Fixing Data Types and Standardising Categories

import pandas as pd

df = pd.read_csv('orders.csv')

# Fix dates stored as strings
df['order_date'] = pd.to_datetime(df['order_date'], errors='coerce')

# Strip currency symbols before converting to float
df['price'] = df['price'].str.replace(r'[$,]', '', regex=True).astype(float)

# Downcast integers; use nullable Int16 so NaN is preserved
df['age'] = pd.to_numeric(df['age'], errors='coerce').astype('Int16')

# Standardise categorical strings
df['country'] = df['country'].str.strip().str.lower()
country_map = {'us': 'united states', 'u.s.a.': 'united states', 'uk': 'united kingdom'}
df['country'] = df['country'].replace(country_map)

# Convert to category dtype to save memory
df['country'] = df['country'].astype('category')
print(df.dtypes)

Data Validation Rules

Rule Type	Example	Action on Failure
Range check	Age between 0 and 120	Flag or drop; investigate if many fail
Referential integrity	Every order must have a matching customer_id	Drop orphaned records; log for upstream fix
Uniqueness	order_id must be unique	De-duplicate; alert pipeline owner
Non-null constraint	revenue must not be null	Drop or impute; block from analysis
Format check	Email matches regex pattern	Nullify invalid values
Business rule	Order date must be after customer signup date	Flag for review; exclude from cohort analyses

Building a Reusable Cleaning Pipeline

Structure cleaning as a series of pure functions — each takes a DataFrame and returns a cleaned DataFrame. This makes every step independently testable and easy to swap out when data sources change.

import pandas as pd, numpy as np

def drop_duplicates(df):
    before = len(df)
    df = df.drop_duplicates(subset='order_id')
    print(f'Duplicates removed: {before - len(df)}')
    return df

def fix_types(df):
    df['order_date'] = pd.to_datetime(df['order_date'], errors='coerce')
    df['revenue'] = pd.to_numeric(df['revenue'], errors='coerce')
    return df

def impute_missing(df):
    df['revenue'] = df['revenue'].fillna(df['revenue'].median())
    df['country'] = df['country'].fillna('unknown')
    return df

def remove_outliers(df, col, lo_q=0.01, hi_q=0.99):
    lo, hi = df[col].quantile(lo_q), df[col].quantile(hi_q)
    return df[(df[col] >= lo) & (df[col] <= hi)]

def run_pipeline(path):
    return (pd.read_csv(path)
            .pipe(drop_duplicates)
            .pipe(fix_types)
            .pipe(impute_missing)
            .pipe(remove_outliers, 'revenue'))

clean_df = run_pipeline('raw_orders.csv')
print(f'Final shape: {clean_df.shape}')

Summary

Data cleaning is a continuous discipline, not a one-time task.
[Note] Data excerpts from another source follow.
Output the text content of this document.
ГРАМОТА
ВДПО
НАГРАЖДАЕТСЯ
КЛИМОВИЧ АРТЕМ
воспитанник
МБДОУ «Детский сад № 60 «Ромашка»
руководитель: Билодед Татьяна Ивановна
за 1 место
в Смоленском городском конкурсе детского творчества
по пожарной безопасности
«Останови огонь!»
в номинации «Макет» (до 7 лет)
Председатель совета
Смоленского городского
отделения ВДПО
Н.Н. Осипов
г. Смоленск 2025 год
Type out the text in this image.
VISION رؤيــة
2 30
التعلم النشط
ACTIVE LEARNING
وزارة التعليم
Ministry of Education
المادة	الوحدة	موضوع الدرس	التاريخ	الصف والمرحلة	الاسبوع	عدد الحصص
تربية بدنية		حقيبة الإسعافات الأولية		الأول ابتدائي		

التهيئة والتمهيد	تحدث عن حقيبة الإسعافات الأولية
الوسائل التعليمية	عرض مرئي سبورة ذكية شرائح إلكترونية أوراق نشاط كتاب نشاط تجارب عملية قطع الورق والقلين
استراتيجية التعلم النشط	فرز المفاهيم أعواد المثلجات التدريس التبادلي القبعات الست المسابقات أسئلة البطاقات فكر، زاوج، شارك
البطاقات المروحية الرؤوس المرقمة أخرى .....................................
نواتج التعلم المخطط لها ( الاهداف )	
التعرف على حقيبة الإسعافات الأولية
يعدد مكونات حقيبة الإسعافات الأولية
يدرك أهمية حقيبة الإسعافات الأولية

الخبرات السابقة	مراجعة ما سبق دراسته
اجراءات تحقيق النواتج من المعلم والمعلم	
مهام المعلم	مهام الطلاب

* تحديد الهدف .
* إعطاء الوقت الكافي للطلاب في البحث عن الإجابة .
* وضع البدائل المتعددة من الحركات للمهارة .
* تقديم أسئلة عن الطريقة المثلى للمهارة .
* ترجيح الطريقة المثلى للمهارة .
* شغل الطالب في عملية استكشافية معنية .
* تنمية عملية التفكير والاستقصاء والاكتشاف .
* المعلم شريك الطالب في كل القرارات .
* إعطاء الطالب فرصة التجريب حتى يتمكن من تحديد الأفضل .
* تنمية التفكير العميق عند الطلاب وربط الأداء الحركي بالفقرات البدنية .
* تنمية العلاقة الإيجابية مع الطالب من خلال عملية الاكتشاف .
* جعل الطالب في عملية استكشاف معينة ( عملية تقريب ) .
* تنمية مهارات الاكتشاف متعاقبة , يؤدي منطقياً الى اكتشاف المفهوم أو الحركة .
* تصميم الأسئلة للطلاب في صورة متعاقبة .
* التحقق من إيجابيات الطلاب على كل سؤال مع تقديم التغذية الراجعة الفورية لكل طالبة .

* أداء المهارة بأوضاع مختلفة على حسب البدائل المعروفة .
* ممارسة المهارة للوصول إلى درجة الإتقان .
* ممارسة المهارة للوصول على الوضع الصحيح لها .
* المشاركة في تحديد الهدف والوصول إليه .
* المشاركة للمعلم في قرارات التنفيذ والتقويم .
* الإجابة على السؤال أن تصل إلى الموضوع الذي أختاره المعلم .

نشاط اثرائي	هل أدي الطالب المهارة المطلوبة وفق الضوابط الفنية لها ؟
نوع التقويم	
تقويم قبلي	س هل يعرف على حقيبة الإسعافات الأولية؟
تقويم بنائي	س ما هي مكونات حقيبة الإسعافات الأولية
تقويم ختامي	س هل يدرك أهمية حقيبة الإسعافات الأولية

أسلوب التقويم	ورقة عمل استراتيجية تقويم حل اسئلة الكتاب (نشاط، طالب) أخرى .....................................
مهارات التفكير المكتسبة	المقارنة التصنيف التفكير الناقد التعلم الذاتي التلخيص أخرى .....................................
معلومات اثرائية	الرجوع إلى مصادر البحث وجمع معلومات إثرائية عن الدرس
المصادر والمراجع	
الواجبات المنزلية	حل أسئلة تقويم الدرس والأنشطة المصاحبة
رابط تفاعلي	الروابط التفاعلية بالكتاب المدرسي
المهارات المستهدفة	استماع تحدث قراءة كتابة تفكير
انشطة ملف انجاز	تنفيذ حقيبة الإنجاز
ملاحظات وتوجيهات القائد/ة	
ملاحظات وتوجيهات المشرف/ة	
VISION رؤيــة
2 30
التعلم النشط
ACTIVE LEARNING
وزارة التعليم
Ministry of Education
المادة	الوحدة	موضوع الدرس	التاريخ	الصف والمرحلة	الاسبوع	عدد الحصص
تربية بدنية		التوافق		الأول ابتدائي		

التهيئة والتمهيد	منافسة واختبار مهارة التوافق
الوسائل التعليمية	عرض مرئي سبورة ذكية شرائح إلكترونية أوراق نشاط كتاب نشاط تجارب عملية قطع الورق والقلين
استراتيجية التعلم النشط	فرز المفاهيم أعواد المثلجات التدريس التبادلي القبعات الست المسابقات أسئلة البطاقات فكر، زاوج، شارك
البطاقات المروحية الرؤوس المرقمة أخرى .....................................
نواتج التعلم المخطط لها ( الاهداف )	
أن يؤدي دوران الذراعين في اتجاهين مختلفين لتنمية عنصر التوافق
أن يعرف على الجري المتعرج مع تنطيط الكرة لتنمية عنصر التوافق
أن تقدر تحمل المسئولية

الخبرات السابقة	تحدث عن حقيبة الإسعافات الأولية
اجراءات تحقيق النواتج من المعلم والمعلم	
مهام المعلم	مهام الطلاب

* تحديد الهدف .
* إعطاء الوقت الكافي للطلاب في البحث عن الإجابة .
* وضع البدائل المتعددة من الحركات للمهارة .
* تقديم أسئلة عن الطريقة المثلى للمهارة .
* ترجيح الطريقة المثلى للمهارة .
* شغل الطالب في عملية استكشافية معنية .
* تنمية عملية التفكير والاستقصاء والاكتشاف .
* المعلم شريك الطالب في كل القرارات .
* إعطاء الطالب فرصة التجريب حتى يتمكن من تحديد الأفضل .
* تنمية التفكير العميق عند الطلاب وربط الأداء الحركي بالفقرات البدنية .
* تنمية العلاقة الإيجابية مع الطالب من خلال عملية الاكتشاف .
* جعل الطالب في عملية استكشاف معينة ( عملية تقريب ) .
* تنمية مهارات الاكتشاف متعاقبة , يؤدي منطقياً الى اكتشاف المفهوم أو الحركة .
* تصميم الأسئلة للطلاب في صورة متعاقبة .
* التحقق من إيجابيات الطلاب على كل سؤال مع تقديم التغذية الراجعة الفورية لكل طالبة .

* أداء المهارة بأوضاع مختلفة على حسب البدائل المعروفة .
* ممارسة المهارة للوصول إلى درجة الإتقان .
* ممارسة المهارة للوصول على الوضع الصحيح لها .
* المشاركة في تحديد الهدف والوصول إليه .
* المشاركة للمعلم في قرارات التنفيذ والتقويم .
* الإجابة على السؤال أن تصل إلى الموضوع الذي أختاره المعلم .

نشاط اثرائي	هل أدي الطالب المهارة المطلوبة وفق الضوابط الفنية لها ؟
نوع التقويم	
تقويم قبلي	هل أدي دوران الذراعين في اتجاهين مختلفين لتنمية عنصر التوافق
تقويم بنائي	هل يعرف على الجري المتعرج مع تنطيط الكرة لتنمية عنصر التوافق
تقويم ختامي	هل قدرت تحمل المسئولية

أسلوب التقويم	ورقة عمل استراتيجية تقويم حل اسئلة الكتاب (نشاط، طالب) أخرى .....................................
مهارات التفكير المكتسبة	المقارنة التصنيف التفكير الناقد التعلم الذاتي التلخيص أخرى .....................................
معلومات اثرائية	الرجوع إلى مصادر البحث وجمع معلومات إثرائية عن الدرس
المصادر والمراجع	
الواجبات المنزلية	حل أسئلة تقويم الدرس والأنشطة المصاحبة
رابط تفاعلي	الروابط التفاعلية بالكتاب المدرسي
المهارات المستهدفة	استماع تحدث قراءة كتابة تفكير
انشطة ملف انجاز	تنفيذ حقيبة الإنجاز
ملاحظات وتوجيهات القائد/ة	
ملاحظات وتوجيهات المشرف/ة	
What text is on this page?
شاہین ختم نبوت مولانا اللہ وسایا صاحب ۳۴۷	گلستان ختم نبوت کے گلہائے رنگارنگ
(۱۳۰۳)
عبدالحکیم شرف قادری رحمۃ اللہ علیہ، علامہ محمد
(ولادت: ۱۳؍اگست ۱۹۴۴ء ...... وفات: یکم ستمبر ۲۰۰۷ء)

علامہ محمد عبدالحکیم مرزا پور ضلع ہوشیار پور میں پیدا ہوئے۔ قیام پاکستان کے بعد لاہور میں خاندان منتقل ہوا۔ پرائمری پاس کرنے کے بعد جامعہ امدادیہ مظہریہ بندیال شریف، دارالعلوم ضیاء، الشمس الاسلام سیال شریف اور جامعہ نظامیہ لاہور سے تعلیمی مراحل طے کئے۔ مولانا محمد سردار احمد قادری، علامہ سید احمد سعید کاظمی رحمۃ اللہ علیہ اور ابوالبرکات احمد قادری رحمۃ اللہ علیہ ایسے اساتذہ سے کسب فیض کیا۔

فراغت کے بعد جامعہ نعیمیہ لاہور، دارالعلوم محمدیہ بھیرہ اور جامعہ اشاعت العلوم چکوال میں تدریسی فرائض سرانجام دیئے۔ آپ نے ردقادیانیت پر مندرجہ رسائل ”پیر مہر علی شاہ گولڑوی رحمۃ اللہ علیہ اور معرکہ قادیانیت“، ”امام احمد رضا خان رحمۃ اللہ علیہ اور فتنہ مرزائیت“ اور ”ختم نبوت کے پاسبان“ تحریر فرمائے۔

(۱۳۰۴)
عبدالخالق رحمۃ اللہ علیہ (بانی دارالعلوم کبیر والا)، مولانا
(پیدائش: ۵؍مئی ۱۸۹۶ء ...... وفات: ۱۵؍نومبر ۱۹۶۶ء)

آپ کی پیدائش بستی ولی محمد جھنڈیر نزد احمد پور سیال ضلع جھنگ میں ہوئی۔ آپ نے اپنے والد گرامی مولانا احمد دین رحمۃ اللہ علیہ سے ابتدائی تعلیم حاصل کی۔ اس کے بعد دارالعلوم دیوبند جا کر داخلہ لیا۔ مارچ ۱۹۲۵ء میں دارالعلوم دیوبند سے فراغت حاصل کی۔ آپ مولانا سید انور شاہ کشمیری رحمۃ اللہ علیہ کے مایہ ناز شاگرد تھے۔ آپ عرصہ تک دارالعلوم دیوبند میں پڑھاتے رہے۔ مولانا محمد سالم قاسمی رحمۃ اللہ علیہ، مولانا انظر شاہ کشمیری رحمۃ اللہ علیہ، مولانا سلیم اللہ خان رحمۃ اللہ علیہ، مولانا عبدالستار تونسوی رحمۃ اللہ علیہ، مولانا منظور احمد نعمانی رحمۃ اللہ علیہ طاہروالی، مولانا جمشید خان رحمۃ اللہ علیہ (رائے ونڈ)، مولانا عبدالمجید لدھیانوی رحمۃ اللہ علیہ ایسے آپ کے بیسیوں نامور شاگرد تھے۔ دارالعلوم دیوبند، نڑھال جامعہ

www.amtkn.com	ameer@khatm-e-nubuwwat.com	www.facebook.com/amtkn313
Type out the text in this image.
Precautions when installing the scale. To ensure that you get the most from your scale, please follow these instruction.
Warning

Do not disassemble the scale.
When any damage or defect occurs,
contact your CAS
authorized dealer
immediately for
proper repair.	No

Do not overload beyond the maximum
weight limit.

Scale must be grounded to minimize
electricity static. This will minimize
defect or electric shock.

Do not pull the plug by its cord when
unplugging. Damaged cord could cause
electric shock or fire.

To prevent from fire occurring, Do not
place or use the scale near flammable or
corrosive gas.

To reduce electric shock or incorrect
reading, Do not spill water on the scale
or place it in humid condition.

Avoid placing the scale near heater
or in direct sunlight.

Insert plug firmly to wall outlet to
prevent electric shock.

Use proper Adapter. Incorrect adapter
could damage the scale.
Every dataset has its own quality issues shaped by how it was collected, stored, and transported. The most effective analysts develop a systematic profiling habit: always inspect distributions, missing rates, type consistency, and value uniqueness before any analysis. Imputation and outlier handling require judgement — the wrong strategy can introduce bias harder to detect than the original dirty data. Document every cleaning decision and build reusable pipeline functions so your work is reproducible when the data changes.